Pourtant, malgré ses évidentes qualités, De battre mon coeur s'est arrêté déçoit. Cette énième rédemption par la musique suit des chemins balisés et fonctionne par opposition primaire: rage masculine/douceur féminine, violence des associés de Tom/tendresse de l'apprentissage... La caméra ne lâche jamais le personnage de Tom et provoque un douloureux sentiment de trop-plein psychologique: trop de bruit et de fureur, trop de personnages secondaires psychologiquement chargés, trop de sous-intrigues peu convaincantes.
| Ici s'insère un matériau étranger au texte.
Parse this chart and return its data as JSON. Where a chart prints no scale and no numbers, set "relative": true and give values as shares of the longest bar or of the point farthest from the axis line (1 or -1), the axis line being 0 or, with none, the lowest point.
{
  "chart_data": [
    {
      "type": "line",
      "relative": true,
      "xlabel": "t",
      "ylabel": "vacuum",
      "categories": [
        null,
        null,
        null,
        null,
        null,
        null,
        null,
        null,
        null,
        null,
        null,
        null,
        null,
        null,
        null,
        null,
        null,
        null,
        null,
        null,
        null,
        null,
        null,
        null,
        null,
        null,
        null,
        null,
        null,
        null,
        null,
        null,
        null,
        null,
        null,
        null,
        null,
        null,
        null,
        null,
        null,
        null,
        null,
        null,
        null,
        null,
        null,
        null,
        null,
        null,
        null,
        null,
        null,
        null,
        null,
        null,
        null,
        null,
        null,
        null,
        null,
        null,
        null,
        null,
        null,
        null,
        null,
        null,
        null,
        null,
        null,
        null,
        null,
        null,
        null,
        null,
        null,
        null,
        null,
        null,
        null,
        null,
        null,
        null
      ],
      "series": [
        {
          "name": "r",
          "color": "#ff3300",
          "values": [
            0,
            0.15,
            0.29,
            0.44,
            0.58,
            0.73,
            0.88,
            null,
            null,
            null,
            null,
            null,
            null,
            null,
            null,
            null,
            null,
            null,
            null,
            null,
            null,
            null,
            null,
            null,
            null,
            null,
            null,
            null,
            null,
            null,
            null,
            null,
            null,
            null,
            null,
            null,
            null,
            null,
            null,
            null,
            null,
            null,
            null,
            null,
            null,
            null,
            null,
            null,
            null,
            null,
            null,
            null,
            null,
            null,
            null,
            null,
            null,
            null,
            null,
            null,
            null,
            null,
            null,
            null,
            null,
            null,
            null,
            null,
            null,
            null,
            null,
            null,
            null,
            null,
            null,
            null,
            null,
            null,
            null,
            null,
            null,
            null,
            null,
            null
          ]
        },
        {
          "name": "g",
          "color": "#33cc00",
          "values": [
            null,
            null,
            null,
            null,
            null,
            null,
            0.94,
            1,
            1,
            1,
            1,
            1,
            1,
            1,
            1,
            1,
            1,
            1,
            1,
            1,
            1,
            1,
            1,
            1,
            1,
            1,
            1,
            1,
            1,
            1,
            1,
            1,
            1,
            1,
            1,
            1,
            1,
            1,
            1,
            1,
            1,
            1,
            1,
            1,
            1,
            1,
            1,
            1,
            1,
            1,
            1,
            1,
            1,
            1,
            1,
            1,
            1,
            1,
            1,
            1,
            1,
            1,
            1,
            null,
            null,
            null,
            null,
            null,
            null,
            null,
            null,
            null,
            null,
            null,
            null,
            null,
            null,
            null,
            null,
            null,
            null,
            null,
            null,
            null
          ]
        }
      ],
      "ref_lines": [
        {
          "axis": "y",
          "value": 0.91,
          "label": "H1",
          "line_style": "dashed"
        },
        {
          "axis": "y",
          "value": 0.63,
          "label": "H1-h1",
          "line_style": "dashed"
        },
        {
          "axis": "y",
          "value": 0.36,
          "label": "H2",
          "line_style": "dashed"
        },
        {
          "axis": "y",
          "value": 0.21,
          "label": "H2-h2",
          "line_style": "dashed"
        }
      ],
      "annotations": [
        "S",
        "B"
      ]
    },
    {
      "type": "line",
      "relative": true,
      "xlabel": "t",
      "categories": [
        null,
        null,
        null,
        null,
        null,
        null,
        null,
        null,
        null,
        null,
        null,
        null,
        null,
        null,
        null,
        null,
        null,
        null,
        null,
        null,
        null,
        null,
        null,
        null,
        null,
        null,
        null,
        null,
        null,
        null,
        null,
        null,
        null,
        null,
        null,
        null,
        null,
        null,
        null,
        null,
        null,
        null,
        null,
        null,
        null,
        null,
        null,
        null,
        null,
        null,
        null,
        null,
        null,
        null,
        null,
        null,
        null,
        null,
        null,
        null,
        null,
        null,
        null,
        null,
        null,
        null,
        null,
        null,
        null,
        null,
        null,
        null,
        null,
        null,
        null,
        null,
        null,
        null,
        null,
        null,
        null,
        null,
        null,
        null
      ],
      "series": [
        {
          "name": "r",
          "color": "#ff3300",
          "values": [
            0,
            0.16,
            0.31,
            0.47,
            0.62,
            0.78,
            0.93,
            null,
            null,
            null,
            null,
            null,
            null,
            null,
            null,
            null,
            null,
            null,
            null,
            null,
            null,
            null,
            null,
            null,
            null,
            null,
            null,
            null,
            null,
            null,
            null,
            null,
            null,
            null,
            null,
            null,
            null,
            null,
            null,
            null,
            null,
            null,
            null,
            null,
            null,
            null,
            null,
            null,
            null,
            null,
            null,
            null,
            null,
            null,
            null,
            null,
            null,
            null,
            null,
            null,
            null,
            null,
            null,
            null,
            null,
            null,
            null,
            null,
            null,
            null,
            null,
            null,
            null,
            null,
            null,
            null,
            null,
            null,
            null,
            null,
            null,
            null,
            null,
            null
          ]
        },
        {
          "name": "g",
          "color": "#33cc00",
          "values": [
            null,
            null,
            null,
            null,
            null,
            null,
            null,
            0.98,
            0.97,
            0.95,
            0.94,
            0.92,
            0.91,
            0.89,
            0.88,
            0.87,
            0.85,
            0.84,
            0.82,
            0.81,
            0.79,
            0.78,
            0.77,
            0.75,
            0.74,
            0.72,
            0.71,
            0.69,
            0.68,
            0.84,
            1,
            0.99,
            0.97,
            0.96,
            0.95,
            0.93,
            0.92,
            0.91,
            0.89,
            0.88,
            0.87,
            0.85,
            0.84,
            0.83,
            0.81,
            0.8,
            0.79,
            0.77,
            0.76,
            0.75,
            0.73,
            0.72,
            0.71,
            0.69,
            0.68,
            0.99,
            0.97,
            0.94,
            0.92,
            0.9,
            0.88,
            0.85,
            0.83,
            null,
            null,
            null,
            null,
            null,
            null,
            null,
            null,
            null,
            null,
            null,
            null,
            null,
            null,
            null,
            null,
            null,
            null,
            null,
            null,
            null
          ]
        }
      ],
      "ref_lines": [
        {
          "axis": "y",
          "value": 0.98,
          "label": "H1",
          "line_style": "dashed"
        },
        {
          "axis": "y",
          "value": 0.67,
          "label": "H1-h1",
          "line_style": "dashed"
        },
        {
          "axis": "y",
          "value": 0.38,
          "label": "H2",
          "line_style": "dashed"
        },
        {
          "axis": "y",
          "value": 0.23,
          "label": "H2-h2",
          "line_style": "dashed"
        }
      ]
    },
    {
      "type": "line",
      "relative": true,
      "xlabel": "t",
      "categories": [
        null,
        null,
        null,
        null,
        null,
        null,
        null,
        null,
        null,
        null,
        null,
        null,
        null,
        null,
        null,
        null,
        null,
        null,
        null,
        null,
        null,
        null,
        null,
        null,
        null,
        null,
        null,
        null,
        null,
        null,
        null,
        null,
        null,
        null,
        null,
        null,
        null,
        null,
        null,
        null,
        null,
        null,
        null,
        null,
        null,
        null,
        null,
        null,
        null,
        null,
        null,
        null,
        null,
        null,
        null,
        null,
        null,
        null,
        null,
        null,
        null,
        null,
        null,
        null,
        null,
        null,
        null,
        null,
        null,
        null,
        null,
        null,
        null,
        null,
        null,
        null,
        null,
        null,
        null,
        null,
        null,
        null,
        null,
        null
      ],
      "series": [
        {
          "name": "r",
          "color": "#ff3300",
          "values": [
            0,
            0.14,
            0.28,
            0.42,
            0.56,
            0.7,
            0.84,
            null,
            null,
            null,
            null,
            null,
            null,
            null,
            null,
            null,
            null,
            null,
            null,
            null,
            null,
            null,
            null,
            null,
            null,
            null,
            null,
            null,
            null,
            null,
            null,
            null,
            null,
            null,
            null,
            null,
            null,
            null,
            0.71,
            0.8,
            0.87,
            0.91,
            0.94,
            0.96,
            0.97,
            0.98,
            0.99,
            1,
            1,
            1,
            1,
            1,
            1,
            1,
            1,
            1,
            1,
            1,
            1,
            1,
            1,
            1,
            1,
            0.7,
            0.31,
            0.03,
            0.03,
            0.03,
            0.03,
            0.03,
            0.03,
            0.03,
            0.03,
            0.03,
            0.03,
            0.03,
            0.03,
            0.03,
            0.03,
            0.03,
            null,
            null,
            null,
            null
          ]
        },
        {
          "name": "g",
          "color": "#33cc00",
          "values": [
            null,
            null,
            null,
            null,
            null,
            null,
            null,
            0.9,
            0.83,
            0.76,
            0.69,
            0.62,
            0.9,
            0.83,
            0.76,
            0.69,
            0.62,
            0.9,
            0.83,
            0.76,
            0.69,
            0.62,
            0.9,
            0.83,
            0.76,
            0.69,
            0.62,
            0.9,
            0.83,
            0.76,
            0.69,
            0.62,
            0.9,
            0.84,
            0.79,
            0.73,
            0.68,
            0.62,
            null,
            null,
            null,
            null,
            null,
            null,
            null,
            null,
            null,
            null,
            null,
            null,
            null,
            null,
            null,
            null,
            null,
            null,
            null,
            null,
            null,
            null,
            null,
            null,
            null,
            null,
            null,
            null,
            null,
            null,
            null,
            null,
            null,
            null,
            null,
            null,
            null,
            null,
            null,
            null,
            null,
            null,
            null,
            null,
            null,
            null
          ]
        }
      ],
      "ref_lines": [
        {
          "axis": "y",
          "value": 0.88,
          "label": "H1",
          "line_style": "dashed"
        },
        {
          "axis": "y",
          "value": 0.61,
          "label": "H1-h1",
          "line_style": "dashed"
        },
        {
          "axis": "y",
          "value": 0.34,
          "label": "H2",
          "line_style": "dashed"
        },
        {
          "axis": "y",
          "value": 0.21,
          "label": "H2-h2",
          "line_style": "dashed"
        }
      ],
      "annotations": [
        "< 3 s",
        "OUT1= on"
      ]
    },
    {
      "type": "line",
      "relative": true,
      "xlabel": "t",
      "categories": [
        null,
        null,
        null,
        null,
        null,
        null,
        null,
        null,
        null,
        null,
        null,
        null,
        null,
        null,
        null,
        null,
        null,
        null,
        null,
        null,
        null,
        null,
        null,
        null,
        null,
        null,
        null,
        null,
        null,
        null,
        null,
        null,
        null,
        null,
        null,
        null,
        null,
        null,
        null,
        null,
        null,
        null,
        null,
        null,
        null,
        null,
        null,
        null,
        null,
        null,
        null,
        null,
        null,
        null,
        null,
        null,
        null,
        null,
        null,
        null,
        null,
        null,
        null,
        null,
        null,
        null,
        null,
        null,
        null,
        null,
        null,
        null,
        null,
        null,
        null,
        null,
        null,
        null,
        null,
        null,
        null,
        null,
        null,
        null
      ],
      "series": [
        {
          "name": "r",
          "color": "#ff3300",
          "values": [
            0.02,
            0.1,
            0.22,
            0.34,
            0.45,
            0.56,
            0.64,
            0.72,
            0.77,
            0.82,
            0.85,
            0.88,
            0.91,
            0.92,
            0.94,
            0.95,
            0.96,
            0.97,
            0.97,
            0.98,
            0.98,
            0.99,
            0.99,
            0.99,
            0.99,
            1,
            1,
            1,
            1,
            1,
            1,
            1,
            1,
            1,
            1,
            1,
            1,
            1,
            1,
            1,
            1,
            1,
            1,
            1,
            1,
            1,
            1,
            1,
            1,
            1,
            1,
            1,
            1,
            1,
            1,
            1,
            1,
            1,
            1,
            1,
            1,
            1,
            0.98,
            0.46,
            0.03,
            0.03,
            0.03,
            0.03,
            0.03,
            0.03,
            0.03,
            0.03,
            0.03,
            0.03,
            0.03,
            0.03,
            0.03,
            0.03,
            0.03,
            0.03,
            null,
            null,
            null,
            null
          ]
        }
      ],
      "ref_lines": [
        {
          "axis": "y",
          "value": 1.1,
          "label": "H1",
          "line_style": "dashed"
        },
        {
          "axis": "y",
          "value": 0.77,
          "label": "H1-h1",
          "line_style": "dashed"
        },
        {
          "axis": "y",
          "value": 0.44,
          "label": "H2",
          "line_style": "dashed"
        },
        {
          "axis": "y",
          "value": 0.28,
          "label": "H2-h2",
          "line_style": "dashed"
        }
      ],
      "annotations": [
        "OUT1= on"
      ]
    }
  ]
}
Les touches d'humour, peut-être l'apport de Tonino Benacquista, évacuent parfois la tension et rendent anecdotiques certaines scènes, une partie de jambes en l'air avec la maîtresse d'un mafieux russe, la leçon de piano revue et corrigée... De ce magma finalement trop fécond, de cette partition jouée au sprint, remake de Mélodie pour un tueur (Fingers) de l'Américain James Toback, naît rarement l'émotion. L'interprétation - comme toujours avec Jacques Audiard - est pourtant brillante, le couple père-fils incarné par Niels Arestrup et Romain Duris très convaincant. Mais l'on regrettera jusqu'au bout la présence de trop grosses ficelles psychologiques et narratives.